Traditionally, VV- and MVA virus based vaccines have been grown in primary chicken embryo fibroblast cultures and purified either by sucrose cushion or sucrose gradient centrifugation, or by ultrafiltration. However, a potential shift from primary to continuous cell cultures would impose stricter requirements regarding the purity level of the vaccines, and a new generation of vaccine manufacturing processes is needed that include more sophisticated and innovative downstream techniques for purification.
Here, we report the development of an affinity chromatography of cell culture derived VV after an initial host cell homogenization and clearance centrifugation.

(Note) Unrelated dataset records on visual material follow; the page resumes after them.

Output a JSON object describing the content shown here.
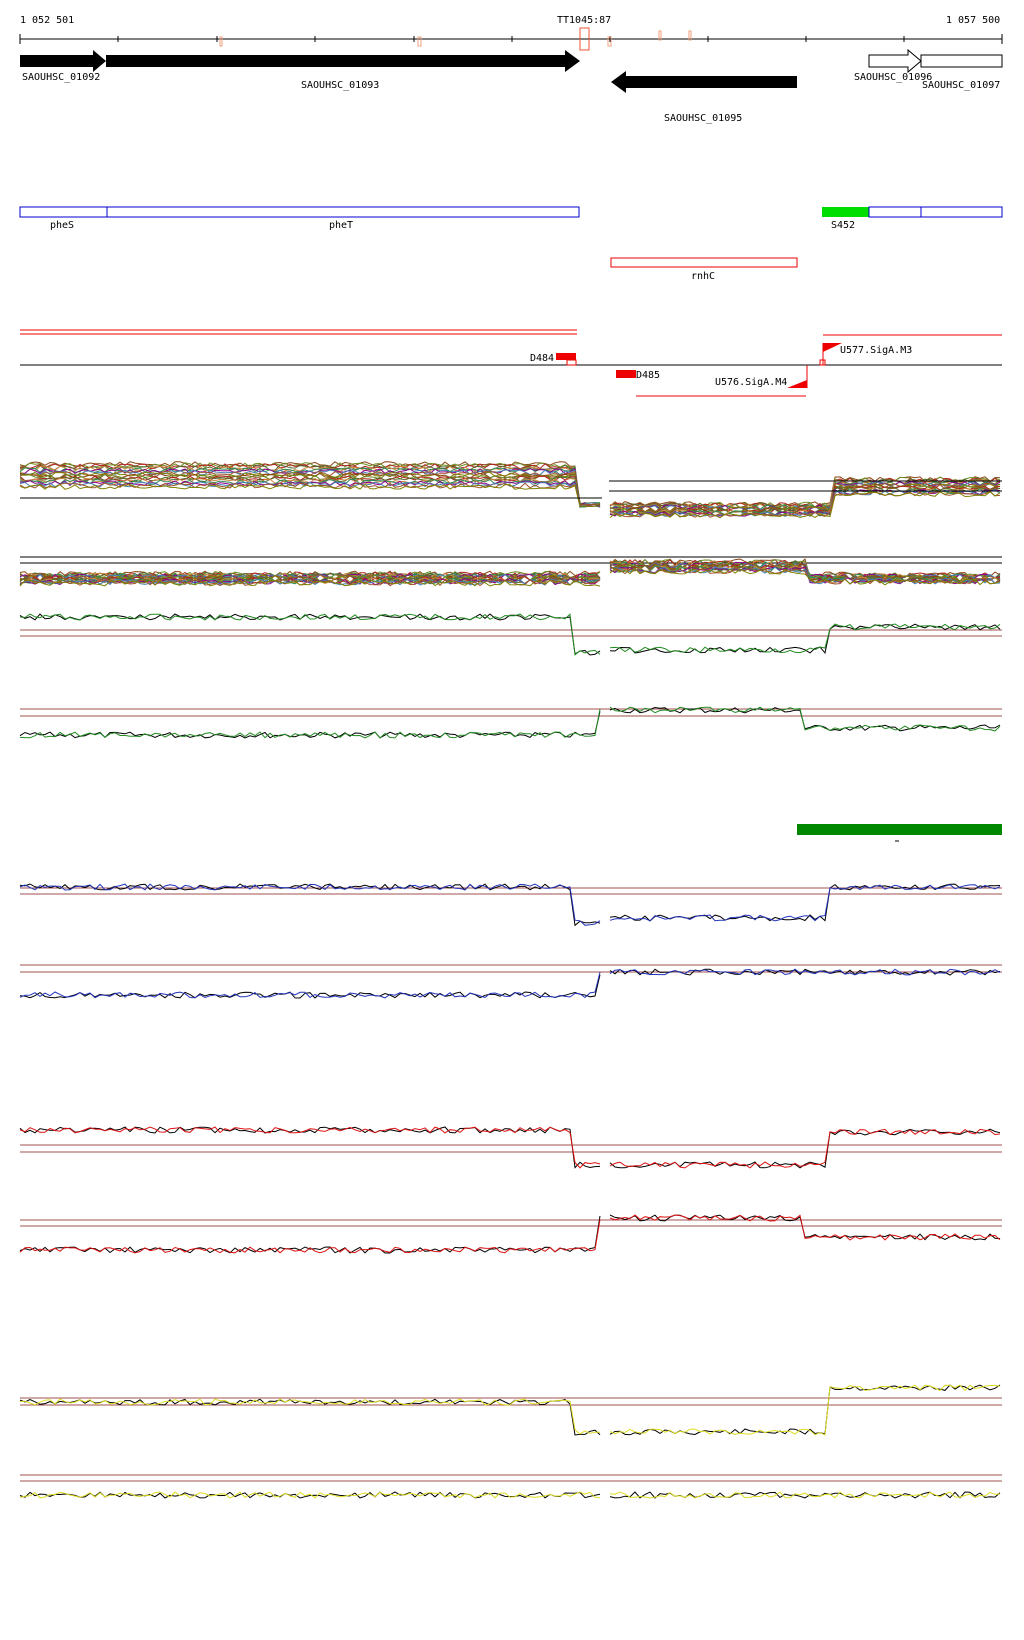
{
  "ruler": {
    "start_label": "1 052 501",
    "end_label": "1 057 500",
    "marker_label": "TT1045:87"
  },
  "genes": [
    {
      "id": "SAOUHSC_01092",
      "label": "SAOUHSC_01092",
      "strand": "+",
      "filled": true
    },
    {
      "id": "SAOUHSC_01093",
      "label": "SAOUHSC_01093",
      "strand": "+",
      "filled": true
    },
    {
      "id": "SAOUHSC_01095",
      "label": "SAOUHSC_01095",
      "strand": "-",
      "filled": true
    },
    {
      "id": "SAOUHSC_01096",
      "label": "SAOUHSC_01096",
      "strand": "+",
      "filled": false
    },
    {
      "id": "SAOUHSC_01097",
      "label": "SAOUHSC_01097",
      "strand": "+",
      "filled": false
    }
  ],
  "annotations_plus": [
    {
      "label": "pheS",
      "color": "#0000cc"
    },
    {
      "label": "pheT",
      "color": "#0000cc"
    },
    {
      "label": "S452",
      "color": "#00dd00"
    }
  ],
  "annotations_minus": [
    {
      "label": "rnhC",
      "color": "#ee0000"
    }
  ],
  "features": [
    {
      "label": "D484",
      "color": "#ee0000"
    },
    {
      "label": "D485",
      "color": "#ee0000"
    },
    {
      "label": "U576.SigA.M4",
      "color": "#ee0000"
    },
    {
      "label": "U577.SigA.M3",
      "color": "#ee0000"
    }
  ],
  "expression_tracks": [
    {
      "name": "multi-condition-plus",
      "colors": [
        "#8b4513",
        "#6b8e23",
        "#b22222",
        "#556b2f",
        "#cd853f",
        "#2e8b57",
        "#8b008b",
        "#4682b4",
        "#a0522d",
        "#808000"
      ]
    },
    {
      "name": "multi-condition-minus",
      "colors": [
        "#8b4513",
        "#6b8e23",
        "#b22222",
        "#556b2f",
        "#cd853f",
        "#2e8b57",
        "#8b008b",
        "#4682b4",
        "#a0522d",
        "#808000"
      ]
    },
    {
      "name": "green-plus",
      "color": "#228b22"
    },
    {
      "name": "green-minus",
      "color": "#228b22"
    },
    {
      "name": "blue-plus",
      "color": "#2233bb"
    },
    {
      "name": "blue-minus",
      "color": "#2233bb"
    },
    {
      "name": "red-plus",
      "color": "#dd1111"
    },
    {
      "name": "red-minus",
      "color": "#dd1111"
    },
    {
      "name": "yellow-plus",
      "color": "#dddd22"
    },
    {
      "name": "yellow-minus",
      "color": "#dddd22"
    }
  ],
  "highlight_bar_color": "#008800"
}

The Vaccinia viral envelope protein A27L is known to bind to heparin.. Based on this, small scale chromatography experiments with heparinized polymer beads and cellufine sulfate beads in addition to heparinized cellulose membranes have been conducted. There we have found that membrane adsorbers are superior over bead based chromatography media in terms of efficiency and productivity.
Subsequent studies compared ion exchange membrane adsorbers with a heparinized membrane adsorber. The results indicate that the overall performance of the affinity chromatography in terms of virus capturing and contaminant removal is better than any of the tested ion exchange membrane adsorbers.
Hence, membrane affinity chromatography represents a valuable choice to capture VV particles in addition to the general advantages of membrane chromatography.